Does Tiger's new ad work?

After saying nearly nothing about its star athlete for months, Nike comes back with a new ad featuring Tiger (and Earl) Woods.

By Kim Peterson Apr 8, 2010 2:06PM
Tiger Woods. Credit: (© Hans Deryk/Reuters)Nike (NKE) sat tight while the Tiger Woods spectacle unfolded, offering only vague statements of support as mistress after mistress came forward with sordid allegations of infidelity.

Now, after months of near silence, the company has unveiled a new commercial starring the golfer. And the reaction to the spot (included below) seems to be mostly negative.

Tiger doesn't say a word in the advertisement. He doesn't do much, either, except look soulfully at the camera. In the background is the voice of his late father, whose comments are supposed to have more weight, presumably, in light of all the scandals.

"I want to find out what your thinking was. I want to find out what your feelings are. And did you learn anything?" Earl Woods asks.

Post continues after video:
Very good questions, indeed. But Tiger Woods doesn't answer, inadvertently offering us another reminder of how much has gone unanswered and unexplained.

As Kyle Foster of the Chicago Sun-Times notes, the first ad featuring post-scandal Tiger was bound to be awkward. But invoking the golfer's late father gives the spot a crassness that goes beyond anything we saw in Tiger's infamous text messages.

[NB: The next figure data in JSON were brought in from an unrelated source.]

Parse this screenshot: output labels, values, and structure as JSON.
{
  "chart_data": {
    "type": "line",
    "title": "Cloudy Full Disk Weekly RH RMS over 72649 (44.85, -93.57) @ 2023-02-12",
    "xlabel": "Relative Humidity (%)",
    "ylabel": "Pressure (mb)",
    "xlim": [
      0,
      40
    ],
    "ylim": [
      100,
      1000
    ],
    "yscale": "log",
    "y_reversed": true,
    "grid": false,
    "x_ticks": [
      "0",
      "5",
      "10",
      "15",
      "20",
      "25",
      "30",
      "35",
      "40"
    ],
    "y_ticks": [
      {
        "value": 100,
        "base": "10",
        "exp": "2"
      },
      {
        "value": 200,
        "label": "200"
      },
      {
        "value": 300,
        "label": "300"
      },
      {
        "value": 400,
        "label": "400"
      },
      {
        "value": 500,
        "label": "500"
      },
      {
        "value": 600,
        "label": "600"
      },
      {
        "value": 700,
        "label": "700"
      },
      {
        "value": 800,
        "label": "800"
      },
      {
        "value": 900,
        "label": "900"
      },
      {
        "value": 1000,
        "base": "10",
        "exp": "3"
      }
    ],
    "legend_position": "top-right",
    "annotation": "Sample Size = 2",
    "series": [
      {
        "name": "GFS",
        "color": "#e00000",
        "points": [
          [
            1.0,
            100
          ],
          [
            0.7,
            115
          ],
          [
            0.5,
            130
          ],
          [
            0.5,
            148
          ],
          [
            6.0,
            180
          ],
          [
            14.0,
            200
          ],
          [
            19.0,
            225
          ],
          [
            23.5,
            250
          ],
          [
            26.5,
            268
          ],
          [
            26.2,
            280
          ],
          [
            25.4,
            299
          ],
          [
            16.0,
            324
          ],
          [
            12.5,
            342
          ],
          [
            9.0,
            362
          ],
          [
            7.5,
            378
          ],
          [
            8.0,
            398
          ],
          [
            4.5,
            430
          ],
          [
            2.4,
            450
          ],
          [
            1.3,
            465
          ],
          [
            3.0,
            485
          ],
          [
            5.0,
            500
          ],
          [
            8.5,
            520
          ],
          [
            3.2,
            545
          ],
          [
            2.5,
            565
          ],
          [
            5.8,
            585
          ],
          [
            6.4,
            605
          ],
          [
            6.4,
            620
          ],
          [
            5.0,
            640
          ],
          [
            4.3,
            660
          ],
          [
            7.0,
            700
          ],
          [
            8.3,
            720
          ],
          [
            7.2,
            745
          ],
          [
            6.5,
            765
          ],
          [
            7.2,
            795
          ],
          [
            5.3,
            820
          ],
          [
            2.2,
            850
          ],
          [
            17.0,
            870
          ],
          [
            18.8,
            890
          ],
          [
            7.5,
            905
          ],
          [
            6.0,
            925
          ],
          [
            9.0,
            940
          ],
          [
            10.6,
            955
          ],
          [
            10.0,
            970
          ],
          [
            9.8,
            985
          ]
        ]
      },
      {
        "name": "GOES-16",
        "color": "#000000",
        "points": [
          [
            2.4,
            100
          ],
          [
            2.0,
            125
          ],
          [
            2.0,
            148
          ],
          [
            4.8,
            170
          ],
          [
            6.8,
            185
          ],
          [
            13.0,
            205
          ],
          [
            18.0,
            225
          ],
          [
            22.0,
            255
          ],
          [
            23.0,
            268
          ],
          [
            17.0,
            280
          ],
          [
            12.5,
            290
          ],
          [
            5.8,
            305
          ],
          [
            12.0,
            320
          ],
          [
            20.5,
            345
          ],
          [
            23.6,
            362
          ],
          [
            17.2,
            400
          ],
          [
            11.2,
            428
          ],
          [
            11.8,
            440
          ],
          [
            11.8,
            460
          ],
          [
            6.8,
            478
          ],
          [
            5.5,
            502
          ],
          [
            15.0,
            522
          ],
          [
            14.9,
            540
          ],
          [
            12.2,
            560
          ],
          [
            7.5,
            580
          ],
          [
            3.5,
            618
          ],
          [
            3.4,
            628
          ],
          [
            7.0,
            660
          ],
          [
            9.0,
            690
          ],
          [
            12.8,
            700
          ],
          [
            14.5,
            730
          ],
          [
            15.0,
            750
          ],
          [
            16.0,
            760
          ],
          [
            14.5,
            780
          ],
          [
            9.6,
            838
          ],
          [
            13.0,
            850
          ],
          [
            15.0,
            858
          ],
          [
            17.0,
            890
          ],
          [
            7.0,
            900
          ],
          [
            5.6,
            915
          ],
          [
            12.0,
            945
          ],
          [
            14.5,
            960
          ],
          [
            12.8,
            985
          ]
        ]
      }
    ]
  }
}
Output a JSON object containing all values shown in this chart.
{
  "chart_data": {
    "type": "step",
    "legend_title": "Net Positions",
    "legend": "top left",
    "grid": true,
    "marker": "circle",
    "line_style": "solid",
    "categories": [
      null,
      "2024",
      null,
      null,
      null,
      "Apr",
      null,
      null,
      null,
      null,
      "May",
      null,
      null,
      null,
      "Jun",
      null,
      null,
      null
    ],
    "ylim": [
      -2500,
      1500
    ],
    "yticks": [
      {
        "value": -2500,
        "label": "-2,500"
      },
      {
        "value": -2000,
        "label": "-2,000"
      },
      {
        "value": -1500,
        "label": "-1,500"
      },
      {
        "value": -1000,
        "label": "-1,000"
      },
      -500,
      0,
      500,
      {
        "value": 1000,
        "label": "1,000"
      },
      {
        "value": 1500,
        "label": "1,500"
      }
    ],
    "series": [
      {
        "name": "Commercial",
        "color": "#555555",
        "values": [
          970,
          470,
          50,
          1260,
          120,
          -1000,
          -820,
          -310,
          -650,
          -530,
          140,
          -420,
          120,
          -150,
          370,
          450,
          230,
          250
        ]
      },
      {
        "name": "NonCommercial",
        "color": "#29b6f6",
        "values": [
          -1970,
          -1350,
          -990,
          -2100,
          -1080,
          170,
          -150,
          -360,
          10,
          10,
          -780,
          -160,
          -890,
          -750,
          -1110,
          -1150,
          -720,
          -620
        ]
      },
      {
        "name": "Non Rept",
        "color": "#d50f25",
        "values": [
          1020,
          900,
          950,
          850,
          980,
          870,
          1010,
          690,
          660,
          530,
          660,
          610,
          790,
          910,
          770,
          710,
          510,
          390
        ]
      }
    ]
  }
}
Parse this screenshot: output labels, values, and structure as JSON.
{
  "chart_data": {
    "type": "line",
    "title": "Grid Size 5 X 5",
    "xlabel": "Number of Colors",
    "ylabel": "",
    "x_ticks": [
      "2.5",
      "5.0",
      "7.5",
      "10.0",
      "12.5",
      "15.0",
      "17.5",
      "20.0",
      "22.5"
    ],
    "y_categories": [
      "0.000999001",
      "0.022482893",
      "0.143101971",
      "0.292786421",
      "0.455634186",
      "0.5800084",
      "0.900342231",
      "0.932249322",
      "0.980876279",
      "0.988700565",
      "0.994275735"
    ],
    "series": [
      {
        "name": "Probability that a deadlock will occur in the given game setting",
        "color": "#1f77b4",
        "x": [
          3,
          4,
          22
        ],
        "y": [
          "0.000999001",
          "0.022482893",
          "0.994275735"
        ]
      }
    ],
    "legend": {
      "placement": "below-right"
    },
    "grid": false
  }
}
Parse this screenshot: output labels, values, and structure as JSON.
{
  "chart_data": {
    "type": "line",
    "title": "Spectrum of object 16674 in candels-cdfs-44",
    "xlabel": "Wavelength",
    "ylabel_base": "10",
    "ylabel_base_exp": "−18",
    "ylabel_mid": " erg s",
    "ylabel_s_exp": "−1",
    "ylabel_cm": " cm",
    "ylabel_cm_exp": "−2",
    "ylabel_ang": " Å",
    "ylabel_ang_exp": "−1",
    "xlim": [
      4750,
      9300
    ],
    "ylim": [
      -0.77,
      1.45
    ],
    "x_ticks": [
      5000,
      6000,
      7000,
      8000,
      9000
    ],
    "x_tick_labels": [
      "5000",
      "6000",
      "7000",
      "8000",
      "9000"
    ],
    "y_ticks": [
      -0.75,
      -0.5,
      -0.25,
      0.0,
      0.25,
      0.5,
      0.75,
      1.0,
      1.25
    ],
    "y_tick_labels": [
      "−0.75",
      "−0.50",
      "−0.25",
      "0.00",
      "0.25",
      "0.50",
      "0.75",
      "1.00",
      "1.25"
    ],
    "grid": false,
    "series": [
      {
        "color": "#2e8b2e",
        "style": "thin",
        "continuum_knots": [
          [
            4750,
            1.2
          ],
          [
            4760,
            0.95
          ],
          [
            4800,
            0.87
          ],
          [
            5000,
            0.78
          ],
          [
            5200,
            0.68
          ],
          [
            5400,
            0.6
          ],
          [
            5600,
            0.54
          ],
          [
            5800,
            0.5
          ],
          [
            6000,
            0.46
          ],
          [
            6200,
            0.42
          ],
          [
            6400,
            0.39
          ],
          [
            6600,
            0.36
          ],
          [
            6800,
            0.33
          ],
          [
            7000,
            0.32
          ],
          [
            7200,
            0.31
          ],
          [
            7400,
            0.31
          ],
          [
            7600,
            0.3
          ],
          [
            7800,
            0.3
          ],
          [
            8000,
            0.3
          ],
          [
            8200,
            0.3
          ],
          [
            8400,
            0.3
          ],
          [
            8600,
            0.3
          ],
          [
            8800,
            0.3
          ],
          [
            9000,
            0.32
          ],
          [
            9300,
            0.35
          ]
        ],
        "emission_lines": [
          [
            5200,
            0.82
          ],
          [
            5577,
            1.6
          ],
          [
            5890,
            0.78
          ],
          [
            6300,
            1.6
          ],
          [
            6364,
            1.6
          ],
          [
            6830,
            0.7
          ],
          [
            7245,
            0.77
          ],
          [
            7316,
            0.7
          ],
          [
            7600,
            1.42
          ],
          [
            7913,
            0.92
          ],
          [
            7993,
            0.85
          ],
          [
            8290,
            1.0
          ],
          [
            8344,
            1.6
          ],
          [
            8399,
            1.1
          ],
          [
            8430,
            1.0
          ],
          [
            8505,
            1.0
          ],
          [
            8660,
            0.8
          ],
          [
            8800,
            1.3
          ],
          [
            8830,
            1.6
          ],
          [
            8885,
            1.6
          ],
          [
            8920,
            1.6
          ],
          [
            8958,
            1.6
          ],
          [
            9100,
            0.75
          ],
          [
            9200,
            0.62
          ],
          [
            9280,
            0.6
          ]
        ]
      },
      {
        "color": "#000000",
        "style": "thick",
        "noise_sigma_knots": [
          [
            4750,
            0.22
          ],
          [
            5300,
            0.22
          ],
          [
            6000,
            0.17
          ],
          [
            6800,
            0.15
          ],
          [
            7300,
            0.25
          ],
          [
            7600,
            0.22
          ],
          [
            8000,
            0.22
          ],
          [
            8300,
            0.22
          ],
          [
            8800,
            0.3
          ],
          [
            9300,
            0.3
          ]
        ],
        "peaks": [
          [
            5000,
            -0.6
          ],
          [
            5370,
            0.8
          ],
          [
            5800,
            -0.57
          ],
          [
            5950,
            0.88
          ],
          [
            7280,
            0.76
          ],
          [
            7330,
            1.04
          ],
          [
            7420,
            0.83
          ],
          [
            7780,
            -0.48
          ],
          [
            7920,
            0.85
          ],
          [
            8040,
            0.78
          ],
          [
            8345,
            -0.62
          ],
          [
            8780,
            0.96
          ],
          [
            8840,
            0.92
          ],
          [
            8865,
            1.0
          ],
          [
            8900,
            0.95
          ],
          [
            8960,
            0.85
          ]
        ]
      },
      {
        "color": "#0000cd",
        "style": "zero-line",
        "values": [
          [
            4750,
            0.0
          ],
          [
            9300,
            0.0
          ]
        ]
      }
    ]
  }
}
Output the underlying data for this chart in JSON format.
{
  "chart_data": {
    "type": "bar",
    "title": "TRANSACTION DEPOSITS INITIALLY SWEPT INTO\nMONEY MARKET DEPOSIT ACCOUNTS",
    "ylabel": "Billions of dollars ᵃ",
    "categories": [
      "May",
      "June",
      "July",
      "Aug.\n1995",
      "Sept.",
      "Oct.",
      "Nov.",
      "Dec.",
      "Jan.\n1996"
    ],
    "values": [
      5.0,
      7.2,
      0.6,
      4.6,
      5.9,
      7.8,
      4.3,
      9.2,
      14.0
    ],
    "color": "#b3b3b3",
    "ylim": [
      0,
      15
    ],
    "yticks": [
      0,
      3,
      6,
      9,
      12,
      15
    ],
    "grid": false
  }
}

"There's also a feeling--shared here--that the spot insults our intelligence," Foster writes. "I mean, if you're truly trying to be repentant and change, wouldn't you do it more quietly? Not in front of millions of TV viewers, using your dead father's voiceover in a commercial peddling your product."

Other commentators are equally critical. " Selling shoes is one thing, but selling moral rehabilitation is better left to those who do it on Sunday," writes Tim Dahlberg of the Associated Press.
"If Woods is feeling real, true shame -- not regret that he got caught, not regret that his golf game has suffered, but real sorrow over what he's done to his family -- then he might be able to fix the mess he's made of his life," writes Tracee Hamilton of the Washington Post. "But his shame is his; it shouldn't be used to sell golf shirts."

So what does this all say about Nike? Well, lots of people are talking about the company today -- and perhaps that says all we need to know.

Ad industry observers say the spot is manipulative -- on several fronts.

"On the one hand, it's sort of disgusting and on the other hand, I thought it was somewhat of a coup for Nike sort of sadistically leveraging what's going on in Woods's life right now for their own gain," Steve Hall, who writes the AdRants blog, told The Washington Post.

Former advertising executive Donny Deutsch, however, called it "stunningly brilliant" to use Earl Woods as the voice of conscience surrounding Tiger's actions. "It is brave, it is a stroke of genius," he said on the Today show. "There is such a creative bravery to it."